Danilo sa meglio di me che la tutela della democrazia è garantita non dagli articoli della parte seconda della Costituzione, ma dalla presenza reale di partiti, sindacati, movimenti popolari, giornali, associazioni, lavoratori, studenti − insomma, uomini e donne in carne e ossa − che non sono disposti a subire avventure autoritarie.
La riforma che ora è sottoposta al voto popolare renderà un po' più efficienti le nostre istituzioni. Tutto qui: e non è poco.
È legittimo essere d'accordo oppure no. Ma è assurdo che si rivolgano appelli accorati a chi abbia a cuore la libertà e la democrazia, come se agli altri non importasse nulla della democrazia.
È offensivo che il no sia presentato come un dovere civico e, addirittura, come un dovere morale.

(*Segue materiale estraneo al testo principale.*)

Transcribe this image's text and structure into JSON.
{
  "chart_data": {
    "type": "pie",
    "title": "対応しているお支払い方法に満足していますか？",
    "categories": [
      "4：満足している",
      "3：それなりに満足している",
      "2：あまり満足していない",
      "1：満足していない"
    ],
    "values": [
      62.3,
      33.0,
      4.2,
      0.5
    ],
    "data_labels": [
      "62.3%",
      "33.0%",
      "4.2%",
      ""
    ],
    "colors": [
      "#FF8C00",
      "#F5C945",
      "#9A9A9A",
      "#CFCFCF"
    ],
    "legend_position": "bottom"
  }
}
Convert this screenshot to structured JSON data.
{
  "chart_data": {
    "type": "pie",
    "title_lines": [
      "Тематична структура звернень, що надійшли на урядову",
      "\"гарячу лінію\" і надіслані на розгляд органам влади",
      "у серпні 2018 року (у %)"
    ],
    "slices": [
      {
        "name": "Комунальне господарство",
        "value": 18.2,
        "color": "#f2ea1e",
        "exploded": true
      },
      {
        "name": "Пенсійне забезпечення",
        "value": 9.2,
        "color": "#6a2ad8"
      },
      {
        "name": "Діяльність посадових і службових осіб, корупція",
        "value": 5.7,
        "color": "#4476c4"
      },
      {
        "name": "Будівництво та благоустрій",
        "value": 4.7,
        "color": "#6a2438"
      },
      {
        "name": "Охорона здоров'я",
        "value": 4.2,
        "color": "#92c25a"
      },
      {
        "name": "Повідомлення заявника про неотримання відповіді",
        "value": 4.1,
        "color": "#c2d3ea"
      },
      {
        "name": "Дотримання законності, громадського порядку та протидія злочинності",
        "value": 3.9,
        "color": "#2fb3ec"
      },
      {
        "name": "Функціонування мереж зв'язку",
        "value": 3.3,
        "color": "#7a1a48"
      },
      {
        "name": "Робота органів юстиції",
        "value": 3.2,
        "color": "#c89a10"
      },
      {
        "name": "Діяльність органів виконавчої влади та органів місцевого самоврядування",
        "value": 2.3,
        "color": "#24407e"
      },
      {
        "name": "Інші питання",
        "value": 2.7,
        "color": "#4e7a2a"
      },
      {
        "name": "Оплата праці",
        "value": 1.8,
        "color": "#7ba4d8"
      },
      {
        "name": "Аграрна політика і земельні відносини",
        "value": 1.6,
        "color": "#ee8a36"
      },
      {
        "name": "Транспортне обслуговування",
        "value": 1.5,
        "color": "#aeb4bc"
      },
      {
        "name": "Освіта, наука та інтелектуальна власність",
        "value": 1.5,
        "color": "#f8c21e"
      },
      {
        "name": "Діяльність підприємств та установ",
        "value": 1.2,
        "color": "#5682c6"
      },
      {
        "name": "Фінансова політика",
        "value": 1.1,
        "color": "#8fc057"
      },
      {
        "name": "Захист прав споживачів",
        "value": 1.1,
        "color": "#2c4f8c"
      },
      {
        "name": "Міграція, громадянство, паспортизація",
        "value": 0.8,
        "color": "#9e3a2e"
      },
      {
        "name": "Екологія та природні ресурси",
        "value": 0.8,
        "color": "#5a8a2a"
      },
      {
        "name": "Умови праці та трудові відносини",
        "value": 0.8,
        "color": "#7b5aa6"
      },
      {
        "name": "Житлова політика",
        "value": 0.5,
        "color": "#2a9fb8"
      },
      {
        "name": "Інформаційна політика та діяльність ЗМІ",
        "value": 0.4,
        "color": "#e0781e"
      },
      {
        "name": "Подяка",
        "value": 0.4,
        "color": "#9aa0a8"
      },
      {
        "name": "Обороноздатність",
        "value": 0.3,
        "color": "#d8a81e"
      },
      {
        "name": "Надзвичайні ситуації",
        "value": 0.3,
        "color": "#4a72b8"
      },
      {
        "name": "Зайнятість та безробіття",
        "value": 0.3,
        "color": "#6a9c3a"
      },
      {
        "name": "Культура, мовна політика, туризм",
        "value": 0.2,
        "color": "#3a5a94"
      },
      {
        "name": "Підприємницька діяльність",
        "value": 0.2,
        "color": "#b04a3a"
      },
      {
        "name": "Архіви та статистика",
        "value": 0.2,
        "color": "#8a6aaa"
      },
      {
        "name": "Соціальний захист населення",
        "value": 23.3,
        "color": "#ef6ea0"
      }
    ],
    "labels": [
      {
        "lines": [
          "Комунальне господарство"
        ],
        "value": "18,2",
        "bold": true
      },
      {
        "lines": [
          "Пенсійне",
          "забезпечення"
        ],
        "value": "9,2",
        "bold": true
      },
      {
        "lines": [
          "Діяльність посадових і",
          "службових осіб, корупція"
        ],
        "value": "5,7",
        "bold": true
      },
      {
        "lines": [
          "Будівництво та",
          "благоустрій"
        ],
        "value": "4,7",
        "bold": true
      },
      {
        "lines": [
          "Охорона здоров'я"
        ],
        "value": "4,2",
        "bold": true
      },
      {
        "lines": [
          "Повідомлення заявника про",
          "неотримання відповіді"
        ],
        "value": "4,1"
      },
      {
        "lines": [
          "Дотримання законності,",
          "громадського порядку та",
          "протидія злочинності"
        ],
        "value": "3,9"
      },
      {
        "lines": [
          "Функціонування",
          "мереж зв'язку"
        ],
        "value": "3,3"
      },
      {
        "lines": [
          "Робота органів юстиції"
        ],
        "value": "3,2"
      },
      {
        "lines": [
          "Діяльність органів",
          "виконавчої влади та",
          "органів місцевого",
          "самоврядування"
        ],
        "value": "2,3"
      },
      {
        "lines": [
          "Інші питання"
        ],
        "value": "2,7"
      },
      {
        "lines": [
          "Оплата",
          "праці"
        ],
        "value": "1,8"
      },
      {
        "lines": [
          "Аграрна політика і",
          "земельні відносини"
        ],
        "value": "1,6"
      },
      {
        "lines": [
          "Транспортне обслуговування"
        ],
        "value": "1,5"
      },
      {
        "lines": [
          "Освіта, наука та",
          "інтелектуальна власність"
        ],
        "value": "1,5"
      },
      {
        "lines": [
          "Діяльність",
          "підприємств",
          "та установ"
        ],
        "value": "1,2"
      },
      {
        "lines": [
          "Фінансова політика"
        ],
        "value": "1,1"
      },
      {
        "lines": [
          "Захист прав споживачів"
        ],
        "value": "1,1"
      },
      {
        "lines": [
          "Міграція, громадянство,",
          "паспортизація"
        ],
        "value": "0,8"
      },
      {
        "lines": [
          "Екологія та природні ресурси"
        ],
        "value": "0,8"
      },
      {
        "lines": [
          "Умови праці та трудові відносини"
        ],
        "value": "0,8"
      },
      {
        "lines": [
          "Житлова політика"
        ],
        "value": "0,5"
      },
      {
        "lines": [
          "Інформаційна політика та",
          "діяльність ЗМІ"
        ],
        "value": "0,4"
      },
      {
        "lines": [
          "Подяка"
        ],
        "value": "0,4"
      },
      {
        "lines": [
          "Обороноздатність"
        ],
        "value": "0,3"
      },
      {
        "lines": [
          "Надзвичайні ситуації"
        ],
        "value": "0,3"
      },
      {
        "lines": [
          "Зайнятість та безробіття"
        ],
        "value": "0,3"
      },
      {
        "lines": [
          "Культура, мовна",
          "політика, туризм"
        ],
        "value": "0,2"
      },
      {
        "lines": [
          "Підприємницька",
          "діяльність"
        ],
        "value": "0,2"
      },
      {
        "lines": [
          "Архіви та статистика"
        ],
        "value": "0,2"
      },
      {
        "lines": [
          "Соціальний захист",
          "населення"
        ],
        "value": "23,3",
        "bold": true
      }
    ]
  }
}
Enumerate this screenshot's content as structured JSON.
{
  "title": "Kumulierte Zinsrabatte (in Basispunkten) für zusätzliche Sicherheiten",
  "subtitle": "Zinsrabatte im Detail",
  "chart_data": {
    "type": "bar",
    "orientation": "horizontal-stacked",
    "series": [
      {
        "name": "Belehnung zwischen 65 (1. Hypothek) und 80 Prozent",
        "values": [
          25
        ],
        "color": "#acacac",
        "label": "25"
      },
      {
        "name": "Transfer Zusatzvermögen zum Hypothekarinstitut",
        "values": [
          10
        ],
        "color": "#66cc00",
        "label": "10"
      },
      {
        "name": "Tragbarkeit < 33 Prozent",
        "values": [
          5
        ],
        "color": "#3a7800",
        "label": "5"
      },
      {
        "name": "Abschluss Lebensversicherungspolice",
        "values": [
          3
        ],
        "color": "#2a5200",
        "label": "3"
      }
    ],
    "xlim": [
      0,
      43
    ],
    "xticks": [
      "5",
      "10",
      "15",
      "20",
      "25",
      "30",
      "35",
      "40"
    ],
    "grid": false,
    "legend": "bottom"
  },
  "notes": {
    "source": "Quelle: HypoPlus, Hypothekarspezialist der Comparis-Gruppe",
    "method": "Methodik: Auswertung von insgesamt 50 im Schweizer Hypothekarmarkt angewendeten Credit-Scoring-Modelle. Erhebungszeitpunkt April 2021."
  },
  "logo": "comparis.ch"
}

Un dovere morale la difesa del bicameralismo perfetto? Suvvia: confondere il bicameralismo con l'etica è un'assurdità.
Per favore, compagni, non esagerate: non potete imitare la propaganda democristiana del 1948, quando nelle chiese le statue piangevano e muovevano gli occhi.
Domenica 4 dicembre io voterò sì, in pace con la mia coscienza: non mi sentirò un malvagio.
E rispetterò quelli che voteranno no, perché preferiscono il bicameralismo paritario e il metodo proporzionale D'Hondt della prima repubblica.
Compagni, invitate la gente a usare la ragione. Siate laici.